For all the reasons stated, and based full record, the Court RECOMMENDS:

1. A finding of no violation, as alleged; 2. That, per § 3583(e)(2), Defendant's supervision term continue on the all conditions and for the duration previously imposed, with the following modifications: a. Stump SHALL participate in ongoing parenting and mental health treatment/counseling as deemed appropriate by USPO; and b. The previously imposed interim supervisory terms (DE 147) restricting Defendant's access and role regarding the minor children be lifted. Instead, Stump shall, as part of federal supervision, comply with the state court and Cabinet's limits and restrictions on parenting.

The Court carefully took the views of the United States and defense into account in reaching this result. The Court is hopeful that the modification in Stump's supervised release conditions lead him to continuing better decisions and greater care regarding his parental role. The Court intends Stump to complete any USPO required treatment program or counseling in the balance of the supervision term.

Defendant's right of allocution under Rule 32.1 persists, as reflected in the record. Any waiver should comport with the Court's standard waiver form, which the Court provided to defense counsel. Absent waiver, the District Judge will set the matter for a hearing to include allocution.

The Court directs the parties to 28 U.S.C. § 636(b)(1) for appeal rights concerning this recommendation, issued under subsection (B) of the statute. See also 18 U.S.C. § 3401(i). Within fourteen days after being served with a copy of this decision, any party may serve and file specific written objections to any or all findings or recommendations for determination, de novo, by the District Court. Failure to make timely objection consistent with the statute and rule may, and normally will, result in waiver of further appeal to or review by the District Court and Court of Appeals. See United States v. Walters, 638 F.2d 947, 950 (6th Cir. 1981); Thomas v. Arn, 106 S.Ct. 466 (1985).

FootNotes


1. Defendant's supervised release conditions forbid, inter alia, commission of federal, state, or local crimes.
2. The Court, on referral from the District Judge, conducted a full hearing. The Court offered the parties the opportunity to present any proof and make any argument concerning the proper disposition of the matter. The Court also expressly informed the parties of their appeal rights and Defendant of his allocution right.
3. The Court will refer to all the children residing with Mr.

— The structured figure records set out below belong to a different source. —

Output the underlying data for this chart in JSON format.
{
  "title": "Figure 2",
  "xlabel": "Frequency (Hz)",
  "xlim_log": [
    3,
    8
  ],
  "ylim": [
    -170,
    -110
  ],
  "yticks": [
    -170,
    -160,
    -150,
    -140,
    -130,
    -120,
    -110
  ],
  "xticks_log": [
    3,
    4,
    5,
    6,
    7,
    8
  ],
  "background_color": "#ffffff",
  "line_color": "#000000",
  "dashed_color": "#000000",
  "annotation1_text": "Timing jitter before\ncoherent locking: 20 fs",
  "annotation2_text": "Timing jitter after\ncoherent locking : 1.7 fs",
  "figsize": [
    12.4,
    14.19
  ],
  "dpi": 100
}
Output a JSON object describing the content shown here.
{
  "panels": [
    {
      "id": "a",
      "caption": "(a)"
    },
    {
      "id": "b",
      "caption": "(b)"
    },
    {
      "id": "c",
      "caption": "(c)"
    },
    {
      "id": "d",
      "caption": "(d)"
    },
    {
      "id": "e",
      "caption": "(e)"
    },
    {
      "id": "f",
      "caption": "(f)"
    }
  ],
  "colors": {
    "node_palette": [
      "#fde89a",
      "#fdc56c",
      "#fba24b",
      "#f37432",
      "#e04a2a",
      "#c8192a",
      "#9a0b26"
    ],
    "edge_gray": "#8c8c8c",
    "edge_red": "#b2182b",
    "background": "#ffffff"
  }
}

Stump as "his kids," both for convenience, and also because his girlfriend indicated that all her children consider Stump their father—without regard to biological ties. Stump does have a child of his own, out of state, which contributed to the confusion.
4. The proof standard is a preponderance of the evidence, see 18 U.S.C. § 3583(e)(3). The United States confirmed its intent to prove wanton endangerment (2nd), which is the alleged crime referenced by the Report.
5. State and USPO testing produced negative results, and the state court, after reviewing body cam footage, found no intoxication.
6. The Guidelines suggest that the primary wrong in the supervised release context is violation of the Court's trust by an offender; the particular conduct is an important but secondary issue. See Guidelines 7 Pt. A(3)(b) ("[A]t revocation the court should sanction primarily the defendant's breach of trust, while taking into account, to a limited degree, the seriousness of the underlying violation and the criminal history of the violator."). Because the Court perceives no intentional or wanton disregard of Court conditions in Defendant's conduct, it also seems that additional proceedings regarding the technical violation would, absent additional proof, likely waste court resources. The disorderly conviction fits very poorly with the facts at issue. That state Class B misdemeanor involves public conduct leading to a particular risk. KRS 525.060.